En l’espèce, le [14] justifie avoir indemnisé le préjudice d’agrément invoqué par le salarié à hauteur de 15.300 euros.
Si les séquelles respiratoires de l’assuré sont de nature à limiter les activités auxquelles le salarié se livrait, le [14] n’apporte cependant aucun élément de nature à justifier de la pratique d’une activité spécifique de sorte qu’il sera débouté de sa demande au titre de ce poste de préjudice.
Sur le préjudice esthétique
Il résulte des pièces médicales que le salarié a subi une opération ayant entraîné un cicatrice thoracique outre de nombreuses cures de chimiothérapie dont les effets physiques secondaires, notamment la perte de cheveux, ne sont pas contestables.
Il convient d’allouer 2.000 euros au titre de ce poste de préjudice;
III- Sur l’action récursoire de la caisse
Il résulte des articles L. 452-2 et L. 452-3 du code de la sécurité sociale que la caisse est fondée à récupérer auprès de l’employeur le montant des majorations de rente et indemnités allouées à la victime et à ses ayants droit en raison de la faute inexcusable de ce dernier, de sorte que l’employeur sera condamné à rembourser à la caisse l’ensemble des sommes par elle avancées.
IV- Sur l’exécution provisoire
En application de l’article R. 142-10-6 du code de la sécurité sociale, le tribunal peut ordonner l’exécution par provision de toutes ses décisions.

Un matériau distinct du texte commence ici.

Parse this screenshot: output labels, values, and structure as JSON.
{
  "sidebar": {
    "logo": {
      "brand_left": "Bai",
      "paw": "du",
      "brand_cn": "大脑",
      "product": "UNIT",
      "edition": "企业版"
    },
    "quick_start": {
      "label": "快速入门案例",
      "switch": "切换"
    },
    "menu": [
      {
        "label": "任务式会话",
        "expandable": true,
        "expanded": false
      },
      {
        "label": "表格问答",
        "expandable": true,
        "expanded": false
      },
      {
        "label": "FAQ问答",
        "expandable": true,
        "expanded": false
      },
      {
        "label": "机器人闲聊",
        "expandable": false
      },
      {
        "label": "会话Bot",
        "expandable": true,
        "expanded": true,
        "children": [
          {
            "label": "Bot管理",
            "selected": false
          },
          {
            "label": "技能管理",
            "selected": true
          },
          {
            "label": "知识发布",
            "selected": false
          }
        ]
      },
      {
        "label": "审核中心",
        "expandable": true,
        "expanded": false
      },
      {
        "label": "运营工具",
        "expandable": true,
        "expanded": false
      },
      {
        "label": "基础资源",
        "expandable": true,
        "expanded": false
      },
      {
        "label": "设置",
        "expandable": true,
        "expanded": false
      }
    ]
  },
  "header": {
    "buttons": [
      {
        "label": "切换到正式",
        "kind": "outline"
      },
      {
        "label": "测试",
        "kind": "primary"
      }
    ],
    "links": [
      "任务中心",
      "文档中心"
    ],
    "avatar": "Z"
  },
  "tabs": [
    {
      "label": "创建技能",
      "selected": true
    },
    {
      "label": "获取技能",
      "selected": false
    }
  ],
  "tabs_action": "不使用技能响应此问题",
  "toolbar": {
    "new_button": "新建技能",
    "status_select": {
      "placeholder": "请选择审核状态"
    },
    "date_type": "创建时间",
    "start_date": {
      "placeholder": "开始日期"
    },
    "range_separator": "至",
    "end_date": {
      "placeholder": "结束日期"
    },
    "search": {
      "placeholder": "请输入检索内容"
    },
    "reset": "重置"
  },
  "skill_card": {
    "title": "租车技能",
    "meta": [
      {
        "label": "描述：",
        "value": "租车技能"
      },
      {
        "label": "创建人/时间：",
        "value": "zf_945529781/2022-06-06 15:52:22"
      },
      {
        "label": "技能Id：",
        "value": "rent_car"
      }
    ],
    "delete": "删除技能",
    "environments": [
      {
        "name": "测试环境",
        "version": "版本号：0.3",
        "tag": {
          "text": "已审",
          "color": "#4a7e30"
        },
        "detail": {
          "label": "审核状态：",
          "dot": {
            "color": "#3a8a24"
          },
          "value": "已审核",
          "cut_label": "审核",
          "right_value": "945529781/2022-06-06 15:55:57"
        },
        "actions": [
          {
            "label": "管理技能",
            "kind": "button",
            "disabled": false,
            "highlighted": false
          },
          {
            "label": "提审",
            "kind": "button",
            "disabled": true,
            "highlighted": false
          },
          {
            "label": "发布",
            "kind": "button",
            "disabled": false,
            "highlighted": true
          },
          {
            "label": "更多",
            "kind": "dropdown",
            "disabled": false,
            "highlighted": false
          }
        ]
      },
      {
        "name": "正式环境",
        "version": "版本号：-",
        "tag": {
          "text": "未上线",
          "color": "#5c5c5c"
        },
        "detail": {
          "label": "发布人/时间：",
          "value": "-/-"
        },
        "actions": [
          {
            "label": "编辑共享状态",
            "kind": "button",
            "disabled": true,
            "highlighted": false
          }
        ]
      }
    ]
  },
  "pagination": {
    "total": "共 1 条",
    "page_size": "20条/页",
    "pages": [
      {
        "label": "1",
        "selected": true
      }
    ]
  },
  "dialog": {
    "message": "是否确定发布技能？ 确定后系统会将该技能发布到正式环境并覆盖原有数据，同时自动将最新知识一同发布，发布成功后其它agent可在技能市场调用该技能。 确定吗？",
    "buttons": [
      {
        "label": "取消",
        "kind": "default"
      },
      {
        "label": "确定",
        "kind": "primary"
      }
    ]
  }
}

Le [14] ne sollicitant pas une telle exécution provisoire, laquelle n’est d’ailleurs pas nécessaire au regard de la nature du litige, opposant un fonds d’indemnisation à la caisse, il n’y a pas lieu d’ordonner l’exécution provisoire de la présente décision.
V- Sur les dépens et les frais irrépétibles
La [20], prise en la personne de son mandataire ad hoc, Me [J] [W], succombant, elle sera condamnée aux entiers dépens.
PAR CES MOTIFS :
Le tribunal statuant après en avoir délibéré conformément à la loi, publiquement, par mise à disposition au greffe, par jugement réputé contradictoire et en premier ressort,
DÉCLARE que la maladie “mésothéliome malin primitif de la plèvre” dont est atteint M. [C] [S] est due à la faute inexcusable de son employeur, la [21], représentée par son mandataire ad hoc, Me [J] [W] ;
FIXE au maximum la majoration de rente accordée à M. [C] [S] ;
DIT que cette majoration de rente sera versée directement à M. [C] [S] ;
DIT que cette majoration suivra l’évolution du taux d’incapacité permanente partielle du salarié en cas d’aggravation de son état de santé ;
DIT qu’en cas de décès de la victime imputable à la maladie, le principe de la majoration de rente restera acquis pour le calcul de la rente du conjoint survivant ;
ACCORDE à M. [C] [S] le bénéfice de l’indemnité forfaitaire prévue à l’article L. 452-3 alinéa 1er du code de la sécurité sociale ;
DIT que cette indemnité forfaitaire sera versée directement par la [9] à M. [C] [S] ;
DÉBOUTE le [14] de sa demande au titre du préjudice d’agrément ;
FIXE à la somme de soixante-deux mille trois cents euros (62.300 euros) l’indemnité due au [14] en réparation des préjudices personnels subis par xx, se répartissant comme suit :
* 15.300 euros en réparation des souffrances physiques ;
* 45.000 euros au titre des souffrances morales ;
* 2.000 euros au titre du préjudice esthétique ;
CONDAMNE la [9] à verser l’ensemble des sommes attribuées au [14] au titre de la faute inexcusable de la société [16] ;
CONDAMNE la société [16] représentée par Me [J] [W] ès qualités de mandataire ad hoc, à rembourser à la [9] l’ensemble des sommes par elle avancées à M. [C] [S] ;
ENJOINT à la société [16] , prise en la personne de son mandataire ad hoc, Me [J] [W], de communiquer à la [9] les coordonnées de son assureur ;
CONDAMNE la société [16] , prise en la personne de son mandataire ad hoc, Me [J] [W], aux entiers dépens de l’instance ;
DÉBOUTE les parties du surplus de leurs demandes ;
DIT n’y avoir lieu à ordonner l’exécution provisoire du présent jugement.
Ainsi jugé et prononcé les jour, mois et an susdits.